Subject: Re: Bug Bounties. Making $ from bugzilla.
From: "Karsten M. Self" <>
Date: Sun, 25 Nov 2001 22:35:13 -0800
Sun, 25 Nov 2001 22:35:13 -0800
on Sun, Nov 25, 2001 at 04:04:27PM -0800, Kevin A. Burton ( wrote:
> Hash: SHA1
> "Karsten M. Self" <> writes:
> > on Sun, Nov 25, 2001 at 12:56:03PM -0800, Ian Lance Taylor ( wrote:
> > > (Kevin A. Burton) writes:

> > Bug bounties are potentially quite harmful in this regard.  They
> > work where the development, bugfixing, and project management are
> > tightly integrated.  TeX comes to mind.  In this case, it's a bounty
> > paid by Knuth to anyone who finds a bug in TeX.  The bounty has been
> > rarely paid.
> How many claims has there been?  If I remember correctly the bounty is
> less than $5.00...

For background, see:

In the case of TAOCP, the reward is $2.54 for each significant error.

In the case of TeX, the program, the current bug award is $327.68, as
Ian noted.  This would indicate fifteen errors (2^15 * 0.01), with an
initial reward of one penny.  Don checks periodically for new errors,
the next scheduled reviews are 2002, 2007, 2013, and 2020.

The version number of TeX converges on pi.  It is currently 3.14159.

More significantly, the point is that Don Knuth, like Daniel J.
Bernstein, writes correct code.  There are some small errors of
execution, but rarely errors of design (I'm not addressing compatibility
here, which is another story).

> > In a larger, more complex organization, a similar scheme would
> > create a significant moral hazard (economics / insurance term).  A
> > developer could collaborate with one or more confederates on the
> > outside to seed a product with bugs, for which bounties are paid on
> > discovery.
> Of course this would only work in a closed system.  Remember just
> because someone introduces bugs doesn't mean that they aren't fixed
> for $0.0 by other contributors.

That wasn't the problem I was discussing, though it's another issue with
such systems.  The Web-based answer service someone brought up on this
thread is another instance.  I subscribed after being told of it by a
friend whose opinions I generally consider, if not always respect.  I
found the quality of questions, let alone answers, to be barely worth my
time.  I'd rather hand out a free clue than be bothered with the
mechanations of the system, in this case.  The service has since folded.

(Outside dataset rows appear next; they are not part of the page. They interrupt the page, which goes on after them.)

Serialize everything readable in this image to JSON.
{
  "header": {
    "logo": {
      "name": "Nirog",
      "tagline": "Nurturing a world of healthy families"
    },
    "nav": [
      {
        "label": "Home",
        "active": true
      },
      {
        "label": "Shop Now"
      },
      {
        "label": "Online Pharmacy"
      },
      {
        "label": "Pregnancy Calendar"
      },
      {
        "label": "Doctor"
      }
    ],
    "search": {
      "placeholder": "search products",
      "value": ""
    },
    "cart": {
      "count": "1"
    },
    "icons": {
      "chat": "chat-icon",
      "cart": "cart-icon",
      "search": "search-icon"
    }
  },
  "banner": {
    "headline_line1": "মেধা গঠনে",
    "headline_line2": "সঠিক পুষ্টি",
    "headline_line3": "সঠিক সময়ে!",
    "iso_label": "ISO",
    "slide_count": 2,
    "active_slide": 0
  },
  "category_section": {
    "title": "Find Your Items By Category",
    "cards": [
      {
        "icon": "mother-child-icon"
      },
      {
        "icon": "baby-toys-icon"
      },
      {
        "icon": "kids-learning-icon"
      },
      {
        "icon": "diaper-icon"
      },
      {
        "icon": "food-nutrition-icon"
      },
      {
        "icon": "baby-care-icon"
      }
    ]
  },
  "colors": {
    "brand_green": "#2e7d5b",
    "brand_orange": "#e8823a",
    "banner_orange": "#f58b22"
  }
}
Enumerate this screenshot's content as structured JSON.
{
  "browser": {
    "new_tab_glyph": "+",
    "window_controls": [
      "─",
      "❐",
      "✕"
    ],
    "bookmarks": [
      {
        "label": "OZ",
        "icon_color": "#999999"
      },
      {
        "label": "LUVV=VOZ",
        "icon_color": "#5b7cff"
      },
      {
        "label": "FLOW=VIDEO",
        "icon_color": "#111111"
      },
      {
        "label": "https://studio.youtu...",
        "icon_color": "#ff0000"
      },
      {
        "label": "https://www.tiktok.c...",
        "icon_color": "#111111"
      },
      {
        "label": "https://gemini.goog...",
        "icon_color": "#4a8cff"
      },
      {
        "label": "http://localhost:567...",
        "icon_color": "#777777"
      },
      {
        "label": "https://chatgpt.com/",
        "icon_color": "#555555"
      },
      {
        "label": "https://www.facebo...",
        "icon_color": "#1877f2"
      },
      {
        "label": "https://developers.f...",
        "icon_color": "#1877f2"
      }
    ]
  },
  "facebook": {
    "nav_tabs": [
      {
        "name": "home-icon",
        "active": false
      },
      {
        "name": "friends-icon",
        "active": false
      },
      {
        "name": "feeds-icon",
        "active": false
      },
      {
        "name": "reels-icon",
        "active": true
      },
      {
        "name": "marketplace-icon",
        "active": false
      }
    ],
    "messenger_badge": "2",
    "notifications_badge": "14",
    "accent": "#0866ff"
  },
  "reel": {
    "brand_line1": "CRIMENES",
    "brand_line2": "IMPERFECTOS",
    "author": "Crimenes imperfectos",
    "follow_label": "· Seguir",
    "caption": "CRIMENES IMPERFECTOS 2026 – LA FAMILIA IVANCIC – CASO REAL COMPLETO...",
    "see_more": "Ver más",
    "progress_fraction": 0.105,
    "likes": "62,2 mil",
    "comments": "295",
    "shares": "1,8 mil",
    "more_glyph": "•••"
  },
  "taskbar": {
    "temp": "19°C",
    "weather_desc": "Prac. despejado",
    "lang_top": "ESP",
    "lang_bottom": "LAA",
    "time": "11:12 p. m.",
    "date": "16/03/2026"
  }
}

> Also... there would be a SEVERE punishment if anyone was found doing
> this.

Punishment predicates:

  - Monitoring.
  - Adjudication.
  - Actionable penalty.

You no longer have a lightweight system.

> > In Knuth's case, loss and benefit both accrue directly to him.  In
> > the corporate case (the context I first pointed this problem out in
> > involved Microsoft -- which probably has its own issues in assessing
> > developer loyalties given a long history of illegal monopolistic
> > business practices), costs (drafts on the corporate treasury) and
> > benefits (bounties paid to bug discoverers) accrue differentially.
> > Checks would have to be put in place to to curb bias and abuse.
> This is a noop.  Society already has this.  It is called reputation.

Oh.  I guess confidence games, boiler rooms, and late-night PI law
commercials are a figment of someone's imagination.

You've just displayed a charming level of naivete.  If this is your
actual perspective on the topic, it appears you're dismissing this
possibility entirely.  At which point my interest in the proposal drops

> What is stopping Linus from adding horrible bugs into the Linux kernel
> and then fixing them.  If he did he would appear like a GOD (of course
> a lot of people think he already is but this is beside the point)

You mean like 2.4.15?  Talk about bone-headed...

There's no incentive to him currently to fix bugs, or seed them.  Your
system introduces just such an incentive.